When the pelvic floor and supporting muscles become weak and can’t optimally perform these responsibilities, you may experience symptoms of incontinence, which includes the inability to control your bladder and may present as occasional leakage as you laugh, cough, sneeze, run , or jump. There are several kinds of incontinence. The most prominent are stress incontinence and urge incontinence. Stress incontinence is exactly what I have described above as involuntary urine leakage with exertion, such as when you’re running and jumping, or simply laughing, sneezing, or coughing. Urge incontinence is the inability to hold your bladder once you have the urge to go. Women with urge incontinence will often know where every bathroom is in town, “just in case”, and go frequently to avoid any big accidents.
Another term associated with weakened pelvic floor muscles is “prolapse.”  “Prolapse” is best described as your uterus, bladder or rectum pressing down into or out of your vaginal opening.
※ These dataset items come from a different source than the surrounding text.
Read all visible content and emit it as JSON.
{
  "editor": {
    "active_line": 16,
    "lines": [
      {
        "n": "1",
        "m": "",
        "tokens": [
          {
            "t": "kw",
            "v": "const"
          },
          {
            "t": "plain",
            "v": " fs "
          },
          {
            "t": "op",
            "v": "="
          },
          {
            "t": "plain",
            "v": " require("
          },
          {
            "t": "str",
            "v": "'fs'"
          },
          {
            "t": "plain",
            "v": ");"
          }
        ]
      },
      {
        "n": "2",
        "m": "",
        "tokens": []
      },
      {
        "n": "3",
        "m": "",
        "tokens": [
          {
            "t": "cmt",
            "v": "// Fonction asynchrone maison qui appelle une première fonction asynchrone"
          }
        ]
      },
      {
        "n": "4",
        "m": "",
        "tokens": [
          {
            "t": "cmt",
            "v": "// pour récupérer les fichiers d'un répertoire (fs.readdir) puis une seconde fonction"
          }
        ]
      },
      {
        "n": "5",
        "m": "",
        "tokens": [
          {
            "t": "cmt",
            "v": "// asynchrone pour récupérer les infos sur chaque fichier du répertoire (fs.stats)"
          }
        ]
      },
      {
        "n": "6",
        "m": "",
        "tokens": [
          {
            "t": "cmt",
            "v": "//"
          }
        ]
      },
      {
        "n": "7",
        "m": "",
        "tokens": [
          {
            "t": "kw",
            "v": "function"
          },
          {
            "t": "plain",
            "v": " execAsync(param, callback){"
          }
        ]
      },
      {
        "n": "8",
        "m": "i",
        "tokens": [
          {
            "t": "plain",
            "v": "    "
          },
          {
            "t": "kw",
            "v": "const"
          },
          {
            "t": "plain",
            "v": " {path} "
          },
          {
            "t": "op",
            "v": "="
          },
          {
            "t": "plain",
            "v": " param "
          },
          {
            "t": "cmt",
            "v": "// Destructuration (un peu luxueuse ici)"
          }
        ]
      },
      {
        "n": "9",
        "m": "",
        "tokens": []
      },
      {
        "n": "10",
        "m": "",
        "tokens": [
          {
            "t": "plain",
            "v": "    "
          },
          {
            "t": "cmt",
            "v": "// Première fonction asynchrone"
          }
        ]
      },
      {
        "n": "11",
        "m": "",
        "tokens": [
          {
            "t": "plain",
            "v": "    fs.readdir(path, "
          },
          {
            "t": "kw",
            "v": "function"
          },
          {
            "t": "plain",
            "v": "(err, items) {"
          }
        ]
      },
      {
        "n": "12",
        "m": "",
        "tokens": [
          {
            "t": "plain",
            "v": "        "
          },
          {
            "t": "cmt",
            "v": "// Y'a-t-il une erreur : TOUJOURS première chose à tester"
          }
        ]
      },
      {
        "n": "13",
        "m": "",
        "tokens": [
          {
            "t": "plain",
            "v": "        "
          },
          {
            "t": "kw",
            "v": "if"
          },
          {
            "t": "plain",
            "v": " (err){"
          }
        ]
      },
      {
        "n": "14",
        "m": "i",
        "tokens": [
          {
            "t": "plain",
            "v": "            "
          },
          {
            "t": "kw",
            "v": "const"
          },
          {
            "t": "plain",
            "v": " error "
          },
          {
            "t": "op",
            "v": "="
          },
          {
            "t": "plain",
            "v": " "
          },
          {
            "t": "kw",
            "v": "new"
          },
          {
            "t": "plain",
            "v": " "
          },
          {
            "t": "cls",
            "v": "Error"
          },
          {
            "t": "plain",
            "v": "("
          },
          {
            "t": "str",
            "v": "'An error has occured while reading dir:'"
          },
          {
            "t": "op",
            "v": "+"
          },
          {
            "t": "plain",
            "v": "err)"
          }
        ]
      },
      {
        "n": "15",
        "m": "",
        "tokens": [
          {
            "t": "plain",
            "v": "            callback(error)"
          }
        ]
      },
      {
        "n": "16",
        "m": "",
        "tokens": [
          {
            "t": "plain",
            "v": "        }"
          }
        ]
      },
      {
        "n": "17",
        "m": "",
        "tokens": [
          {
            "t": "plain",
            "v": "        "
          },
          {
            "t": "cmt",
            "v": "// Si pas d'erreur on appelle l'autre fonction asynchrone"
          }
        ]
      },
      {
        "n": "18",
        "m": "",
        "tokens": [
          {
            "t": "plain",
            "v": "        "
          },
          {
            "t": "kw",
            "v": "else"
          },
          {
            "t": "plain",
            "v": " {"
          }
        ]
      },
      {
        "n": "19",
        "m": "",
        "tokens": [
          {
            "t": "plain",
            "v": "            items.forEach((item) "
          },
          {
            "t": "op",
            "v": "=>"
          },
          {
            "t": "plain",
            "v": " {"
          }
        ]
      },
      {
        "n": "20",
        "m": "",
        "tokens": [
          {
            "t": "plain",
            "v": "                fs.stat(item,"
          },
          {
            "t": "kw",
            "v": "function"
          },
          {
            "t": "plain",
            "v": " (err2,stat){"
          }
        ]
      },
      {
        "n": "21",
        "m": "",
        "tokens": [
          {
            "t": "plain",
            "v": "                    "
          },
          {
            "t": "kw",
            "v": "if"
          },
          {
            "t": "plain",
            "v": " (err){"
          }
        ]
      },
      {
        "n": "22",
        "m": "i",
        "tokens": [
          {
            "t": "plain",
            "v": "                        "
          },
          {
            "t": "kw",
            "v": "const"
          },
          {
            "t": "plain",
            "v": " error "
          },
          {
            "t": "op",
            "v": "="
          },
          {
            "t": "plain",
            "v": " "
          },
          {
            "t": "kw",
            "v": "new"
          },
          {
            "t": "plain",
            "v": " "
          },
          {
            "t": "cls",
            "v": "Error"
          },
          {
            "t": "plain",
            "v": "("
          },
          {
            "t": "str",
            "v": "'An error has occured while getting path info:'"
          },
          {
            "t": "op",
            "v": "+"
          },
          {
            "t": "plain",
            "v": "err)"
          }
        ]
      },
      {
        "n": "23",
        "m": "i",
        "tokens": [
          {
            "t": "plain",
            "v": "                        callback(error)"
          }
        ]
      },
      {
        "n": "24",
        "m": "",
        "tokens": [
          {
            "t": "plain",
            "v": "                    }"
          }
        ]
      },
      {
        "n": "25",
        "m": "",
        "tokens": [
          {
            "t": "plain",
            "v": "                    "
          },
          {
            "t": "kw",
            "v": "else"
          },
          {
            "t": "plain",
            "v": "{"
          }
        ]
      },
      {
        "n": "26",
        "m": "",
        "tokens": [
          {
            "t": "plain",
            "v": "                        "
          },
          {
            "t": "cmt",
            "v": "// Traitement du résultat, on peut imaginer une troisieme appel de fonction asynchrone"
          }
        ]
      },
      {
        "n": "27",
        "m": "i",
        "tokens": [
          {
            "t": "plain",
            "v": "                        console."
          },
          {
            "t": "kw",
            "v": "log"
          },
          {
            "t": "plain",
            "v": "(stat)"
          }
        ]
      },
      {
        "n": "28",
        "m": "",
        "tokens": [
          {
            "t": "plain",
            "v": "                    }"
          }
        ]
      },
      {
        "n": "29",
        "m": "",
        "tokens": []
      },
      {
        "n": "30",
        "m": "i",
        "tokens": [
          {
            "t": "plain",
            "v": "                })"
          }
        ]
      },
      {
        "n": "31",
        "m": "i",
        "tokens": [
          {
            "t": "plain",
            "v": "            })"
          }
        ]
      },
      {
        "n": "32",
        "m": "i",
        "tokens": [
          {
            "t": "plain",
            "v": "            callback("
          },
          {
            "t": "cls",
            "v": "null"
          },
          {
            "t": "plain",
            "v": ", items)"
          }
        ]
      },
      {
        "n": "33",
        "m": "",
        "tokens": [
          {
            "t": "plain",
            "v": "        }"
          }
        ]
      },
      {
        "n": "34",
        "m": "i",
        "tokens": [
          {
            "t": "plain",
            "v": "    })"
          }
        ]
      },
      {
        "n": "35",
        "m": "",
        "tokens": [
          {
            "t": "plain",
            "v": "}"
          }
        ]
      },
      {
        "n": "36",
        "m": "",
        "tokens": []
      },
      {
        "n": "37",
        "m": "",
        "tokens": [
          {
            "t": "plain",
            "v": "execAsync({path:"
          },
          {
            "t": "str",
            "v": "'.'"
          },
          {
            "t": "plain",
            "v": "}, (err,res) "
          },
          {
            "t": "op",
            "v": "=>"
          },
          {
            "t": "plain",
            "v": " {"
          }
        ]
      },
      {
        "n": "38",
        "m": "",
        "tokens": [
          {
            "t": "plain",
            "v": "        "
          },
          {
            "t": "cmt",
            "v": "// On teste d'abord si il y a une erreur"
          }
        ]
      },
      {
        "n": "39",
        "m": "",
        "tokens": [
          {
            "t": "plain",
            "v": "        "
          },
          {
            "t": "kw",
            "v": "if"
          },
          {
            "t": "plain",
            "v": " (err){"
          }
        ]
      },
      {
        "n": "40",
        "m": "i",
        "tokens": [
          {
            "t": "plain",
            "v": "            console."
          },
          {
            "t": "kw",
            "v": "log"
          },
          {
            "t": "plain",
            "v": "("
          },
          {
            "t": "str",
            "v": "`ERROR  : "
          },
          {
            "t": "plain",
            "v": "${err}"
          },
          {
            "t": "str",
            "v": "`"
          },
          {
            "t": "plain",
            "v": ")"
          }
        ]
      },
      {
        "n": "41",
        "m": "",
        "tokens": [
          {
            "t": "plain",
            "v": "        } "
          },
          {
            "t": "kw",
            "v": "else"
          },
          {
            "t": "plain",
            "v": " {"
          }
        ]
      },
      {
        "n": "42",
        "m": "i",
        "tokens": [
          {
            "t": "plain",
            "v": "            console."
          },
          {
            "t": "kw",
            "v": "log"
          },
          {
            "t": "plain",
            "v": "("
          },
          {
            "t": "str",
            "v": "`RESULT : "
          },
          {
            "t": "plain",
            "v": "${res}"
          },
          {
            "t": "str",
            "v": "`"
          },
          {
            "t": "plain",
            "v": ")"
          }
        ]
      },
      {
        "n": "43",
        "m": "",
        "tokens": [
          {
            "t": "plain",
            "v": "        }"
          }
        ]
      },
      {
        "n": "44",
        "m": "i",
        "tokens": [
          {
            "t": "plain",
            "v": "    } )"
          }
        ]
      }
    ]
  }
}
You may hear women say, “it feels like the bottom is falling out”, or “there is no support down there”to describe the sensation.  Essentially, a prolapse results when the pelvic floor muscles have become weak for various reasons and no longer have the strength to hold everything up and in.
I will sign off with the message that although structures within our pelvis have been compromised, we have the ability, with the commitment to an appropriate exercise program and consistent attention to neutral spine posture, to again support our pelvic organs and feel strong from our deepest core muscles throughout our body.  I am happy to be an example of a mom who, at her worst, had a grade three prolapse, had 3 vaginal deliveries, and now 9 years later is still running, boarding, hiking, and playing without limitations with her kids.  How is it that I am now feeling stronger than ever – it is a commitment to exercise, posture, and a true understanding of my pelvic basket of muscles.  You can do it too!